P/D or EPP with hyperthermic, intrapleural, chemotherapeutic infusion
Hyperthermia has been shown to induce cell death. It also appears to improve the efficacy of chemotherapeutic agents. Stehlin pioneered its use for the treatment of melanoma, where the addition of hyperthermia markedly improved the efficacy of the chemotherapeutic agents.38 In theory, hyperthermia with intracavitary chemotherapy could improve the tumoricidal effects against DMPM. Few studies of intracavitary hyperthermic perfusion of cisplatin have been conducted. Matsuzaki and colleagues used hyperthermic cisplatin at 43°C to treat pleural implants or effusions in lung cancer patients.39 They observed high concentrations of cisplatin in the pleural cavity during perfusion. Ratto et al studied hyperthermic intrapleural perfusion in DMPM. Three patients underwent P/D and normothermic cisplatin, three patients underwent P/D and hyperthermic cisplatin, and four patients underwent EPP and hyperthermic perfusion. The cisplatin dose used was 100 mg/m2. There was higher systemic absorption of the cisplatin with P/D than EPP. Hyperthermic perfusion achieved higher local tissue concentrations of cisplatin than normothermic perfusion.40
The Brigham and Women's Hospital has completed a phase I, dose-escalating study to determine the maximum tolerated dose of cisplatin after EPP; the results have not yet been published. A similar phase I study for P/D is ongoing.

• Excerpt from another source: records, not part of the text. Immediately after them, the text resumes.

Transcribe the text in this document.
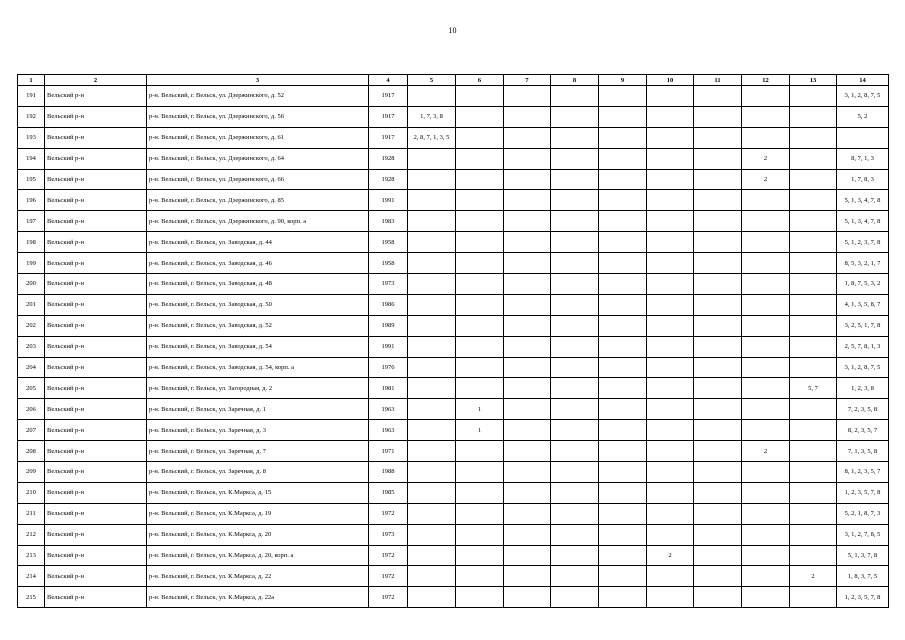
10
1	2	3	4	5	6	7	8	9	10	11	12	13	14
191	Вельский р-н	р-н. Вельский, г. Вельск, ул. Дзержинского, д. 52	1917										3, 1, 2, 8, 7, 5
192	Вельский р-н	р-н. Вельский, г. Вельск, ул. Дзержинского, д. 56	1917	1, 7, 3, 8									5, 2
193	Вельский р-н	р-н. Вельский, г. Вельск, ул. Дзержинского, д. 61	1917	2, 8, 7, 1, 3, 5									
194	Вельский р-н	р-н. Вельский, г. Вельск, ул. Дзержинского, д. 64	1928								2		8, 7, 1, 3
195	Вельский р-н	р-н. Вельский, г. Вельск, ул. Дзержинского, д. 66	1928								2		1, 7, 8, 3
196	Вельский р-н	р-н. Вельский, г. Вельск, ул. Дзержинского, д. 85	1991										5, 1, 3, 4, 7, 8
197	Вельский р-н	р-н. Вельский, г. Вельск, ул. Дзержинского, д. 90, корп. а	1983										5, 1, 3, 4, 7, 8
198	Вельский р-н	р-н. Вельский, г. Вельск, ул. Заводская, д. 44	1958										5, 1, 2, 3, 7, 8
199	Вельский р-н	р-н. Вельский, г. Вельск, ул. Заводская, д. 46	1958										8, 5, 3, 2, 1, 7
200	Вельский р-н	р-н. Вельский, г. Вельск, ул. Заводская, д. 48	1973										1, 8, 7, 5, 3, 2
201	Вельский р-н	р-н. Вельский, г. Вельск, ул. Заводская, д. 50	1986										4, 1, 3, 5, 8, 7
202	Вельский р-н	р-н. Вельский, г. Вельск, ул. Заводская, д. 52	1989										3, 2, 5, 1, 7, 8
203	Вельский р-н	р-н. Вельский, г. Вельск, ул. Заводская, д. 54	1991										2, 5, 7, 8, 1, 3
204	Вельский р-н	р-н. Вельский, г. Вельск, ул. Заводская, д. 54, корп. а	1976										3, 1, 2, 8, 7, 5
205	Вельский р-н	р-н. Вельский, г. Вельск, ул. Загородная, д. 2	1981									5, 7	1, 2, 3, 8
206	Вельский р-н	р-н. Вельский, г. Вельск, ул. Заречная, д. 1	1963		1								7, 2, 3, 5, 8
207	Вельский р-н	р-н. Вельский, г. Вельск, ул. Заречная, д. 3	1963		1								8, 2, 3, 5, 7
208	Вельский р-н	р-н. Вельский, г. Вельск, ул. Заречная, д. 7	1971								2		7, 1, 3, 5, 8
209	Вельский р-н	р-н. Вельский, г. Вельск, ул. Заречная, д. 8	1988										8, 1, 2, 3, 5, 7
210	Вельский р-н	р-н. Вельский, г. Вельск, ул. К.Маркса, д. 15	1985										1, 2, 3, 5, 7, 8
211	Вельский р-н	р-н. Вельский, г. Вельск, ул. К.Маркса, д. 19	1972										5, 2, 1, 8, 7, 3
212	Вельский р-н	р-н. Вельский, г. Вельск, ул. К.Маркса, д. 20	1973										3, 1, 2, 7, 8, 5
213	Вельский р-н	р-н. Вельский, г. Вельск, ул. К.Маркса, д. 20, корп. а	1972						2				5, 1, 3, 7, 8
214	Вельский р-н	р-н. Вельский, г. Вельск, ул. К.Маркса, д. 22	1972									2	1, 8, 3, 7, 5
215	Вельский р-н	р-н. Вельский, г. Вельск, ул. К.Маркса, д. 22а	1972										1, 2, 3, 5, 7, 8
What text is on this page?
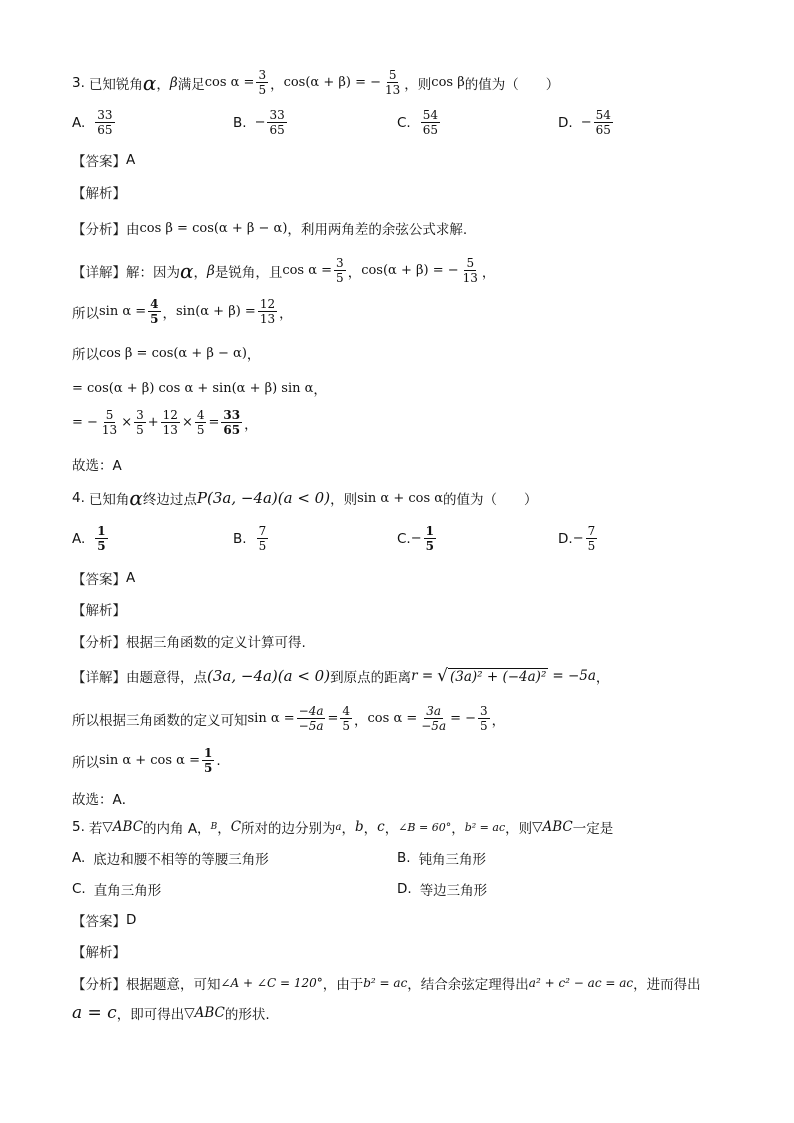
3. 已知锐角 α ， β 满足 $\cos \alpha = \frac{3}{5}$ ， cos(α + β) = − $\frac{5}{13}$ ，则 cos β 的值为（　　）
A. $\frac{33}{65}$	B. − $\frac{33}{65}$	C. $\frac{54}{65}$	D. − $\frac{54}{65}$
【答案】 A
【解析】
【分析】 由 cos β = cos(α + β − α) ，利用两角差的余弦公式求解.
【详解】 解：因为 α ， β 是锐角，且 $\cos \alpha = \frac{3}{5}$ ， cos(α + β) = − $\frac{5}{13}$ ，
所以 $\sin \alpha = \frac{4}{5}$ ， $\sin(\alpha + \beta) = \frac{12}{13}$ ，
所以 cos β = cos(α + β − α) ，
= cos(α + β) cos α + sin(α + β) sin α ，
= − $\frac{5}{13} \times \frac{3}{5} + \frac{12}{13} \times \frac{4}{5} = \frac{33}{65}$ ，
故选：A
4. 已知角 α 终边过点 P(3a, −4a)(a < 0) ，则 sin α + cos α 的值为（　　）
A. $\frac{1}{5}$	B. $\frac{7}{5}$	C. − $\frac{1}{5}$	D. − $\frac{7}{5}$
【答案】 A
【解析】
【分析】 根据三角函数的定义计算可得.
【详解】 由题意得，点 (3a, −4a)(a < 0) 到原点的距离 r = √ (3a)² + (−4a)² = −5a ，
所以根据三角函数的定义可知 $\sin \alpha = \frac{-4a}{-5a} = \frac{4}{5}$ ， $\cos \alpha = \frac{3a}{-5a}$ = − $\frac{3}{5}$ ，
所以 $\sin \alpha + \cos \alpha = \frac{1}{5}$ .
故选：A．
5. 若 ▽ABC 的内角 A， B ， C 所对的边分别为 a ， b ， c ， ∠B = 60° ， b² = ac ，则 ▽ABC 一定是
A. 底边和腰不相等的等腰三角形	B. 钝角三角形
C. 直角三角形	D. 等边三角形
【答案】 D
【解析】
【分析】 根据题意，可知 ∠A + ∠C = 120° ，由于 b² = ac ，结合余弦定理得出 a² + c² − ac = ac ，进而得出
a = c ，即可得出 ▽ABC 的形状.
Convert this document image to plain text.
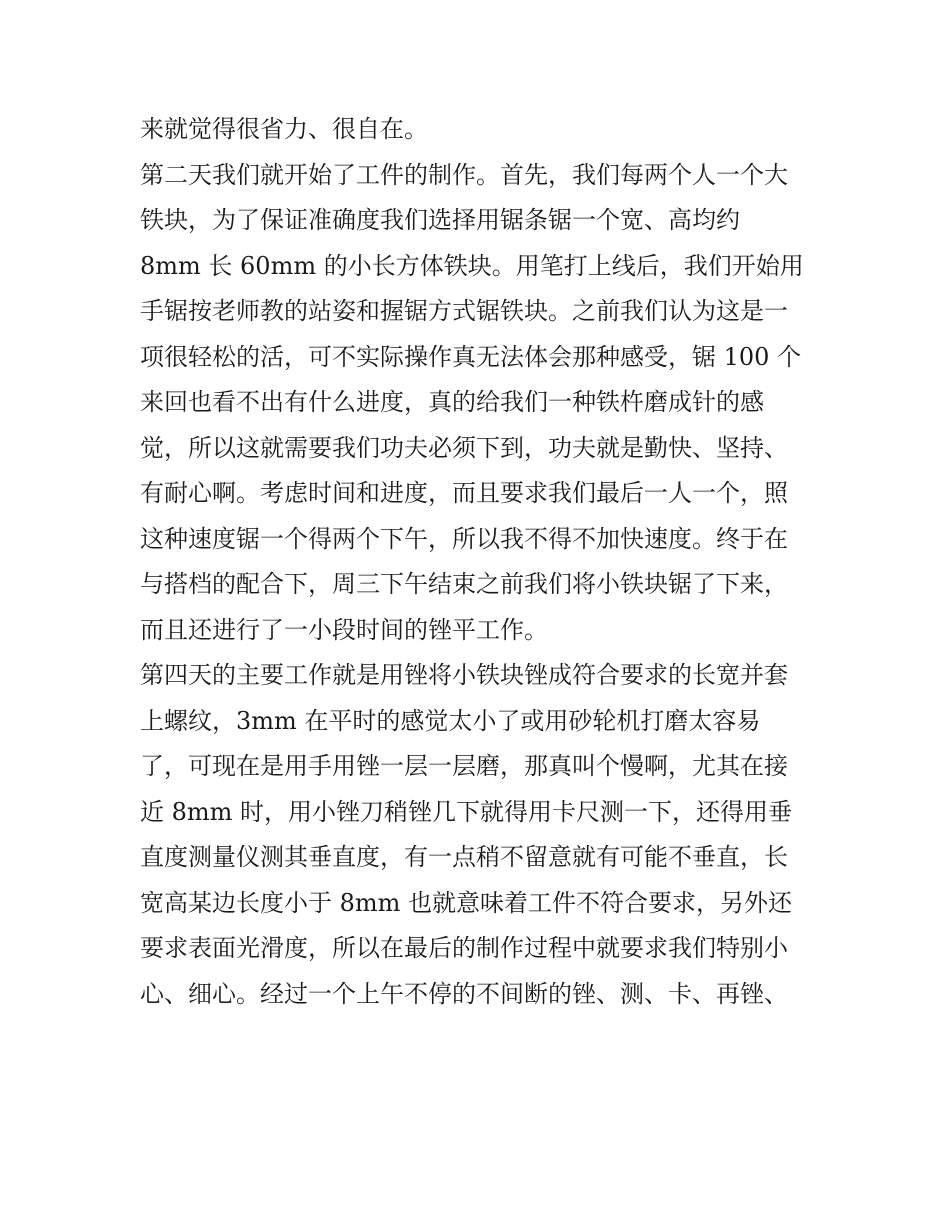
来就觉得很省力、很自在。
第二天我们就开始了工件的制作。首先，我们每两个人一个大
铁块，为了保证准确度我们选择用锯条锯一个宽、高均约
8mm 长 60mm 的小长方体铁块。用笔打上线后，我们开始用
手锯按老师教的站姿和握锯方式锯铁块。之前我们认为这是一
项很轻松的活，可不实际操作真无法体会那种感受，锯 100 个
来回也看不出有什么进度，真的给我们一种铁杵磨成针的感
觉，所以这就需要我们功夫必须下到，功夫就是勤快、坚持、
有耐心啊。考虑时间和进度，而且要求我们最后一人一个，照
这种速度锯一个得两个下午，所以我不得不加快速度。终于在
与搭档的配合下，周三下午结束之前我们将小铁块锯了下来，
而且还进行了一小段时间的锉平工作。
第四天的主要工作就是用锉将小铁块锉成符合要求的长宽并套
上螺纹，3mm 在平时的感觉太小了或用砂轮机打磨太容易
了，可现在是用手用锉一层一层磨，那真叫个慢啊，尤其在接
近 8mm 时，用小锉刀稍锉几下就得用卡尺测一下，还得用垂
直度测量仪测其垂直度，有一点稍不留意就有可能不垂直，长
宽高某边长度小于 8mm 也就意味着工件不符合要求，另外还
要求表面光滑度，所以在最后的制作过程中就要求我们特别小
心、细心。经过一个上午不停的不间断的锉、测、卡、再锉、
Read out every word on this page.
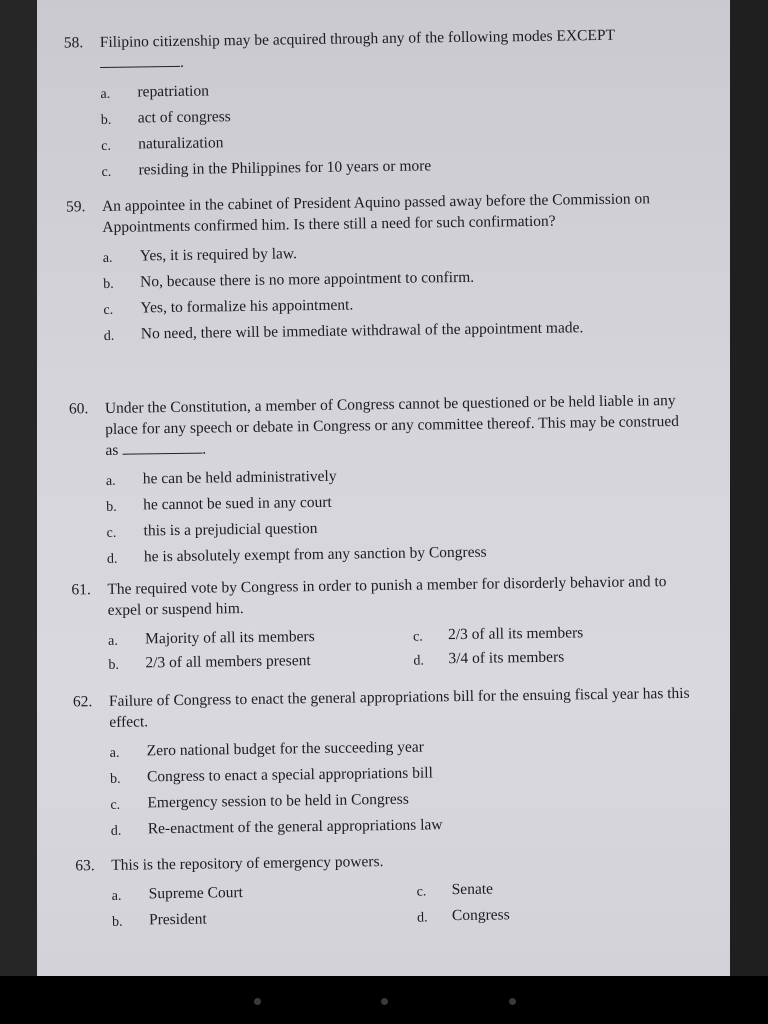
58.	Filipino citizenship may be acquired through any of the following modes EXCEPT .
a. repatriation
b. act of congress
c. naturalization
c. residing in the Philippines for 10 years or more
59.	An appointee in the cabinet of President Aquino passed away before the Commission on Appointments confirmed him. Is there still a need for such confirmation?
a. Yes, it is required by law.
b. No, because there is no more appointment to confirm.
c. Yes, to formalize his appointment.
d. No need, there will be immediate withdrawal of the appointment made.
60.	Under the Constitution, a member of Congress cannot be questioned or be held liable in any place for any speech or debate in Congress or any committee thereof. This may be construed as	.
a. he can be held administratively
b. he cannot be sued in any court
c. this is a prejudicial question
d. he is absolutely exempt from any sanction by Congress
61.	The required vote by Congress in order to punish a member for disorderly behavior and to expel or suspend him.
a. Majority of all its members	c. 2/3 of all its members
b. 2/3 of all members present	d. 3/4 of its members
62.	Failure of Congress to enact the general appropriations bill for the ensuing fiscal year has this effect.
a. Zero national budget for the succeeding year
b. Congress to enact a special appropriations bill
c. Emergency session to be held in Congress
d. Re-enactment of the general appropriations law
63.	This is the repository of emergency powers.
a. Supreme Court	c. Senate
b. President	d. Congress
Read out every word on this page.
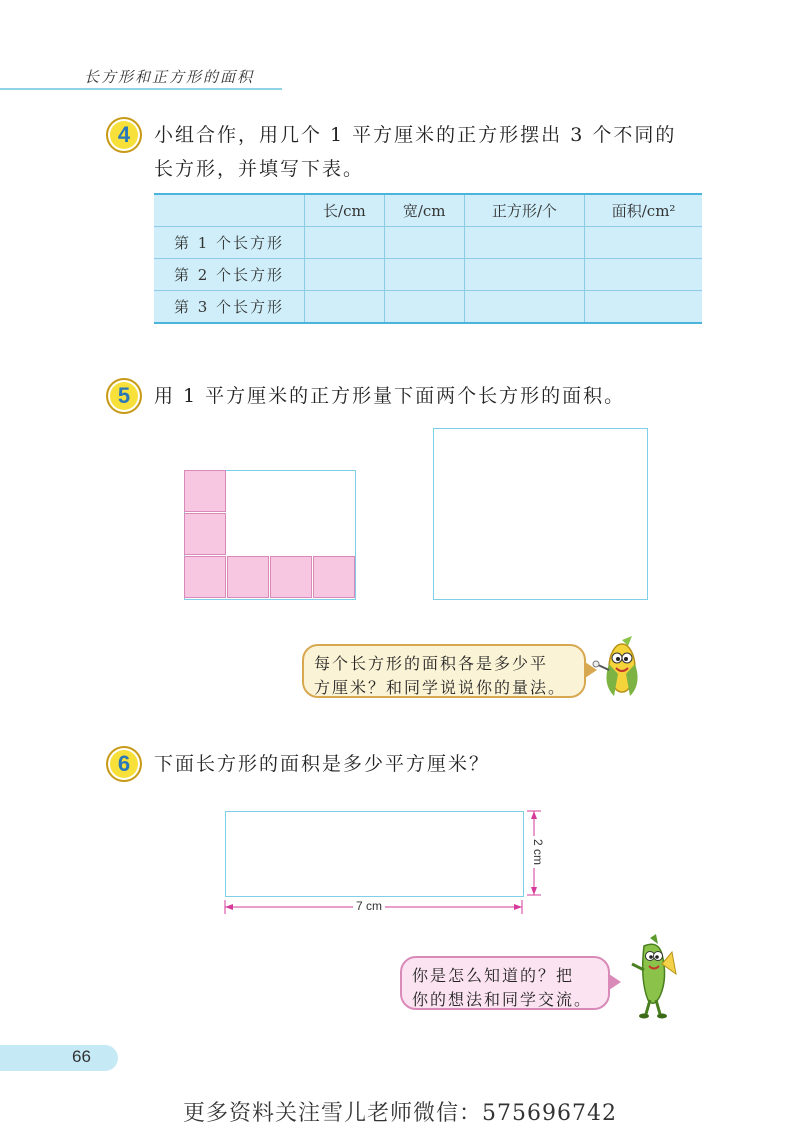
长方形和正方形的面积
4	小组合作，用几个 1 平方厘米的正方形摆出 3 个不同的
长方形，并填写下表。
	长/cm	宽/cm	正方形/个	面积/cm²
第 1 个长方形				
第 2 个长方形				
第 3 个长方形				
5	用 1 平方厘米的正方形量下面两个长方形的面积。
每个长方形的面积各是多少平
方厘米？和同学说说你的量法。
6	下面长方形的面积是多少平方厘米？
7 cm
2 cm
你是怎么知道的？把
你的想法和同学交流。
66
更多资料关注雪儿老师微信：575696742
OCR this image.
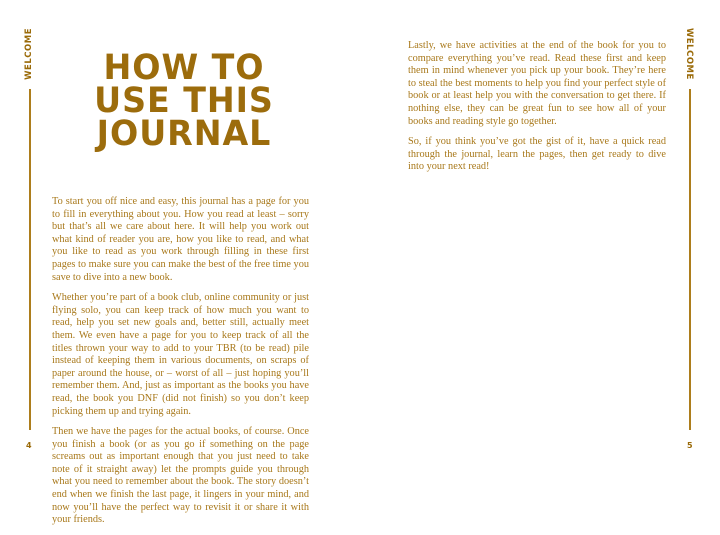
WELCOME
4
HOW TO
USE THIS
JOURNAL

To start you off nice and easy, this journal has a page for you to fill in everything about you. How you read at least – sorry but that’s all we care about here. It will help you work out what kind of reader you are, how you like to read, and what you like to read as you work through filling in these first pages to make sure you can make the best of the free time you save to dive into a new book.

Whether you’re part of a book club, online community or just flying solo, you can keep track of how much you want to read, help you set new goals and, better still, actually meet them. We even have a page for you to keep track of all the titles thrown your way to add to your TBR (to be read) pile instead of keeping them in various documents, on scraps of paper around the house, or – worst of all – just hoping you’ll remember them. And, just as important as the books you have read, the book you DNF (did not finish) so you don’t keep picking them up and trying again.

Then we have the pages for the actual books, of course. Once you finish a book (or as you go if something on the page screams out as important enough that you just need to take note of it straight away) let the prompts guide you through what you need to remember about the book. The story doesn’t end when we finish the last page, it lingers in your mind, and now you’ll have the perfect way to revisit it or share it with your friends.

Lastly, we have activities at the end of the book for you to compare everything you’ve read. Read these first and keep them in mind whenever you pick up your book. They’re here to steal the best moments to help you find your perfect style of book or at least help you with the conversation to get there. If nothing else, they can be great fun to see how all of your books and reading style go together.

So, if you think you’ve got the gist of it, have a quick read through the journal, learn the pages, then get ready to dive into your next read!

WELCOME
5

Phase II trials are in development.
Photodynamic therapy after EPP or P/D
Photodynamic therapy (PDT) combines light with a photosensitizer that has selective uptake in malignant cells. A phase III study performed by Pass et al compared cytoreduction, postoperative cisplatin, interferon-2b, and tamoxifen with and without intraoperative PDT using photofrin.41 From 1993 to 1996, 63 patients were entered into this study; 15 patients could not achieve cytoreduction to less than 5 mm. Twenty-five patients received PDT and 23 patients did not. A total of 23 P/Ds and 25 EPPs were performed. The two groups of patients were comparable in terms of type of resection and stage. Although patients were selected based on localized disease preoperatively, 79% of patients were found to have stage III disease at surgery. There was no difference in median survival (14.4 v 14.1 months), major morbidity, nor sites of first recurrence between the two groups.41
Moskal et al reported the Roswell Park Cancer Institute experience of 40 patients with DMPM who underwent cytoreduction and intracavitary PDT. Twenty-four of 40 patients had advanced disease (stage III or IV). While median survival was 15 months for the 37 patients who survived postoperatively, patients with early disease (stage I and II, n = 13) had a median survival of 36 months; those with advanced disease had a median survival of 10 months.42
Second-generation photosensitizers are now under investigation.
Newer therapies, such as chemoimmunotherapy, angiogenesis inhibitors, and vaccines, have not been evaluated in multimodality regimens to date. If these or other approaches begin to show promise in advanced disease, they may be incorporated into adjuvant multimodality regimens. The review by Nowak et al in this issue discusses these agents in detail.